L’impôt linguistique au service de nos banlieues

par Henri Masson
samedi 26 novembre 2005

Nous ne travaillons peut-être pas pour le roi de Prusse, mais nous, et les autres pays européens, et même la totalité des États non anglophones du monde, payons un impôt linguistique colossal à la reine d’Angleterre.

Certains médias britanniques se sont bien moqués de la France quand le feu gagnait ses banlieues. Même CNN y allait de son commentaire en situant, sur la carte, Toulouse quelque part en Suisse, Cannes du côté de Sète, Lyon vers Limoges, etc.

En 1987, donc bien avant l’adhésion du Royaume-Uni au Marché Commun, un directeur du British Council avait pu dire que l’anglais était plus profitable à la Grande-Bretagne que le pétrole de la Mer du Nord. L’argent de cet impôt linguistique versé au bénéfice de la Grande-Bretagne nous aurait été fort utile pour résoudre la crise des banlieues.

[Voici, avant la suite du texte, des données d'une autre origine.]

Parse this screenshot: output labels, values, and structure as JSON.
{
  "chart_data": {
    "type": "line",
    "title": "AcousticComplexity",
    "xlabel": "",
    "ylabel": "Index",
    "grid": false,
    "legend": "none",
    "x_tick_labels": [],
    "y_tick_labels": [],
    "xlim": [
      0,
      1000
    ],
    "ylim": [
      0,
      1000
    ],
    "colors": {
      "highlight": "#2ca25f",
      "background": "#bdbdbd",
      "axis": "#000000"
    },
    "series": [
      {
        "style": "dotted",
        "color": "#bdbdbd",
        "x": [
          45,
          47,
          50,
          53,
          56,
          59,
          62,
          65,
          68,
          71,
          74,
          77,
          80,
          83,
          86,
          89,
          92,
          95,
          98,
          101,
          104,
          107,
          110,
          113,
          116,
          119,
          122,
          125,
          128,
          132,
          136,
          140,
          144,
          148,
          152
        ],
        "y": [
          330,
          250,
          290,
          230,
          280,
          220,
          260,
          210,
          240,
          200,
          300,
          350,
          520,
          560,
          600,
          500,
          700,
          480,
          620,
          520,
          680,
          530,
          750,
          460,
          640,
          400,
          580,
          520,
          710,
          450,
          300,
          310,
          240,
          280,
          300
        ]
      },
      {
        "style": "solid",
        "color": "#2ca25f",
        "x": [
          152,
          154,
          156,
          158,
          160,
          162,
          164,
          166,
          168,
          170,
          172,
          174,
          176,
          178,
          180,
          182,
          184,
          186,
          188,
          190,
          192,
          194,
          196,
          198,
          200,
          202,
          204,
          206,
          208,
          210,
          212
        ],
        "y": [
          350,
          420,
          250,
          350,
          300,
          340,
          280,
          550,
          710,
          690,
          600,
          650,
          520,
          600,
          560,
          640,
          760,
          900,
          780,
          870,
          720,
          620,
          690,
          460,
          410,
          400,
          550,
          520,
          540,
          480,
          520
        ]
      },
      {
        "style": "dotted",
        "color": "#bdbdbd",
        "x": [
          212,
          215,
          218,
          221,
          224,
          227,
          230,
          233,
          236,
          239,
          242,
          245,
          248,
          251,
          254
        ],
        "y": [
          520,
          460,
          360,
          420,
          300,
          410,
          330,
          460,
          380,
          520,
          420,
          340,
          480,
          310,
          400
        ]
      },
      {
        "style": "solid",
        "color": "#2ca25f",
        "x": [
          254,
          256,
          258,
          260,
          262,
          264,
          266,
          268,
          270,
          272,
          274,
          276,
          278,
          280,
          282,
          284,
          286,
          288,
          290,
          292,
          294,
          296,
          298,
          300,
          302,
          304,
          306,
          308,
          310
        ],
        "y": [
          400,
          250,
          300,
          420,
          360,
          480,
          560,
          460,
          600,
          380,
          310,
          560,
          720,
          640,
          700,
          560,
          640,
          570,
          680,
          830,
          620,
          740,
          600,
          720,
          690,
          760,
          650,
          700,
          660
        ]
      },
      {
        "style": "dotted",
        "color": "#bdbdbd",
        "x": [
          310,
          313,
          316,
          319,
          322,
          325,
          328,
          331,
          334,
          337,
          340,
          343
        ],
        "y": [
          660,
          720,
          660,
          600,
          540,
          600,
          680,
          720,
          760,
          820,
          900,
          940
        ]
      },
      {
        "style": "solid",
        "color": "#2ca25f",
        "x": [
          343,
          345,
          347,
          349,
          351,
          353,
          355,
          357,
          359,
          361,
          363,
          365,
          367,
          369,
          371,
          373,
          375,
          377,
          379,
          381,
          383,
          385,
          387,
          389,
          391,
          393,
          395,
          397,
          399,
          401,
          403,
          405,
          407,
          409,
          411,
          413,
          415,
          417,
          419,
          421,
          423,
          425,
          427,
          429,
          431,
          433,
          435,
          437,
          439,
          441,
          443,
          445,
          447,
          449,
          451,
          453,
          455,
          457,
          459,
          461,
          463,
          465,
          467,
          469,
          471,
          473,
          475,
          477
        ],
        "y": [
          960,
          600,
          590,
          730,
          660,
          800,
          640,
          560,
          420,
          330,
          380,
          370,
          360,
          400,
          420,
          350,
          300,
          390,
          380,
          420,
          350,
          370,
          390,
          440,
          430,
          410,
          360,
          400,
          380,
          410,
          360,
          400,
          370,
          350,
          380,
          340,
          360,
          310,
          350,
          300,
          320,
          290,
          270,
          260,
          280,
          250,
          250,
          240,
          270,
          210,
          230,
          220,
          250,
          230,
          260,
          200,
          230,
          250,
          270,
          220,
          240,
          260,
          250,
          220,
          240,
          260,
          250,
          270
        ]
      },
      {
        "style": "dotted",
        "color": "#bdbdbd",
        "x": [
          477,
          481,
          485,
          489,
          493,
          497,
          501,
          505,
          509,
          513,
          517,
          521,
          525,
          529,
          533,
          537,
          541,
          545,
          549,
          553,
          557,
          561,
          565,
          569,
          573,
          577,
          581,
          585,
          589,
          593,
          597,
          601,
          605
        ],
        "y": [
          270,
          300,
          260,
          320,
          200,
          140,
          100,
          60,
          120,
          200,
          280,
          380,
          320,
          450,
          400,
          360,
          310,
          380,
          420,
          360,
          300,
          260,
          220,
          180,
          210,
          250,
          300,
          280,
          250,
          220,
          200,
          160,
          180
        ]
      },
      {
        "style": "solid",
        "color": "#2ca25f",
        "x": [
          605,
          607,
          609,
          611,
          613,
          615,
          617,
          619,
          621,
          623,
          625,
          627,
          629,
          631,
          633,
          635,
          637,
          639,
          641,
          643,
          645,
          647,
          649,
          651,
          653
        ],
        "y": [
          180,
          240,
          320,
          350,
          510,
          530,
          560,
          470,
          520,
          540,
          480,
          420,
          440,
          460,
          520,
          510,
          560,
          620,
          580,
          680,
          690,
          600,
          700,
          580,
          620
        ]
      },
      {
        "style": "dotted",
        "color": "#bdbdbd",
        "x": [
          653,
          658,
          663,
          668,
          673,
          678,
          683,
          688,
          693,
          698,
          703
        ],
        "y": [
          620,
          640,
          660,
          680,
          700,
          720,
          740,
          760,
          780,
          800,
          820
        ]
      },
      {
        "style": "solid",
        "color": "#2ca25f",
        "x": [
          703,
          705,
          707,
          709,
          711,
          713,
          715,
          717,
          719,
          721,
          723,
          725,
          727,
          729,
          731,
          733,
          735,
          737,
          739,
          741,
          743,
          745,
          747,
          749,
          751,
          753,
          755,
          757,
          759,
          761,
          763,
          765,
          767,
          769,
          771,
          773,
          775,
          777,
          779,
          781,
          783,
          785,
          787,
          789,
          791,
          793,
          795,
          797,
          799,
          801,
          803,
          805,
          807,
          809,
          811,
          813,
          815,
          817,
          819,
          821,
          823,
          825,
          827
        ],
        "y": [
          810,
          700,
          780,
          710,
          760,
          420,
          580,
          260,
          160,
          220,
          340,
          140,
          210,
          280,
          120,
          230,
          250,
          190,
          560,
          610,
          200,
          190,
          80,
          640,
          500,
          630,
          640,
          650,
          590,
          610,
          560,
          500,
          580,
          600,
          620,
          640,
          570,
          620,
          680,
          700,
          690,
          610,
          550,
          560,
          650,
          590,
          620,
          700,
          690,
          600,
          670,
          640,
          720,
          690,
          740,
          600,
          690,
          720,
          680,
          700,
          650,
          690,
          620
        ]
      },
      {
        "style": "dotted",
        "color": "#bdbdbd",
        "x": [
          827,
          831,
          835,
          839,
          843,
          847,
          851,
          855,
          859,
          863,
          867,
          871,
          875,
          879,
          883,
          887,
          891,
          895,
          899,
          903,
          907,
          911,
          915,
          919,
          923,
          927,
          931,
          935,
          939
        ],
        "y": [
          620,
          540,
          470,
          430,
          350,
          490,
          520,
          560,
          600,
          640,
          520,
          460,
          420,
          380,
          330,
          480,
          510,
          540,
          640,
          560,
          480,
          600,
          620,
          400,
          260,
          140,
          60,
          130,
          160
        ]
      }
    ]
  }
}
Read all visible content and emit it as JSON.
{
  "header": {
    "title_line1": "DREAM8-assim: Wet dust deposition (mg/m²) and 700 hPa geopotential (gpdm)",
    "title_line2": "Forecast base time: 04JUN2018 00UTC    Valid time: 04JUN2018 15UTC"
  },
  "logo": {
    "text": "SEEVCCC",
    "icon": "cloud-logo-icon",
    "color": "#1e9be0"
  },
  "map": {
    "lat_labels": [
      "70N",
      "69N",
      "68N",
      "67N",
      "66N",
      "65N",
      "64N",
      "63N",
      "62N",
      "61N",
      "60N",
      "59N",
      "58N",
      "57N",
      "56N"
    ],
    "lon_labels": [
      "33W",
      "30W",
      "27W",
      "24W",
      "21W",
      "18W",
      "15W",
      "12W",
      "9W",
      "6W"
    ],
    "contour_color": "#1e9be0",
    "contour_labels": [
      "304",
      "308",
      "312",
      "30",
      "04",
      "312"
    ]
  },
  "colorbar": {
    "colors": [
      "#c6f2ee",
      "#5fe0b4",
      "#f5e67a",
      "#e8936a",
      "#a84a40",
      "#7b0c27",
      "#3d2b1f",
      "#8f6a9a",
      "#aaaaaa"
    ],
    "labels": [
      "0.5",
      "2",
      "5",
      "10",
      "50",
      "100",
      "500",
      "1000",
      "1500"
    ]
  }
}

Le Rapport Thélot du 12 octobre 2004 proclamait un objectif parfaitement louable en soi : "Vers la réussite de tous les élèves". Mais il invitait, entre autres, à mettre le bras plutôt que le doigt dans l’engrenage du tout-à-l’anglais. La "réussite de tous les élèves" n’a pas perdu de temps pour se manifester dans les banlieues. Pendant que nous formons, à grands frais, une multitude de bredouilleurs de l’anglais, nous n’avons pas les moyens financiers de payer un enseignement professionnel convenable ni de procurer un emploi à une grande partie de la jeunesse pour qui la première langue réellement nécessaire est le français.

Un autre rapport a été publié au mois d’octobre 2005, sous la signature de François Grin, professeur d’économie à l’École de traduction et d’interprétation (ETI) de l’Université de Genève, directeur-adjoint du Service de la recherche en éducation (SRED) du Département genevois de l’instruction publique. Ce rapport avait été annoncé quelques mois plus tôt, entre autres par Le Figaro et Le Temps (Suisse). C’est sur demande du Haut Conseil de l’évaluation de l’école (HCee) que ce rapport a été rédigé sous le titre : “L’enseignement des langues étrangères comme politique publique“. Ce rapport Grin de 127 pages est téléchargeable en PDF.

L’auteur a tenté de chiffrer ce qui apparaît vraisemblablement pour la première fois dans un rapport officiel : ”Les transferts nets dont bénéficient les pays anglophones du fait de la présénce de l’anglais, et les économies qui seraient réalisées en cas de passage à un autre scénario.“ (p. 6)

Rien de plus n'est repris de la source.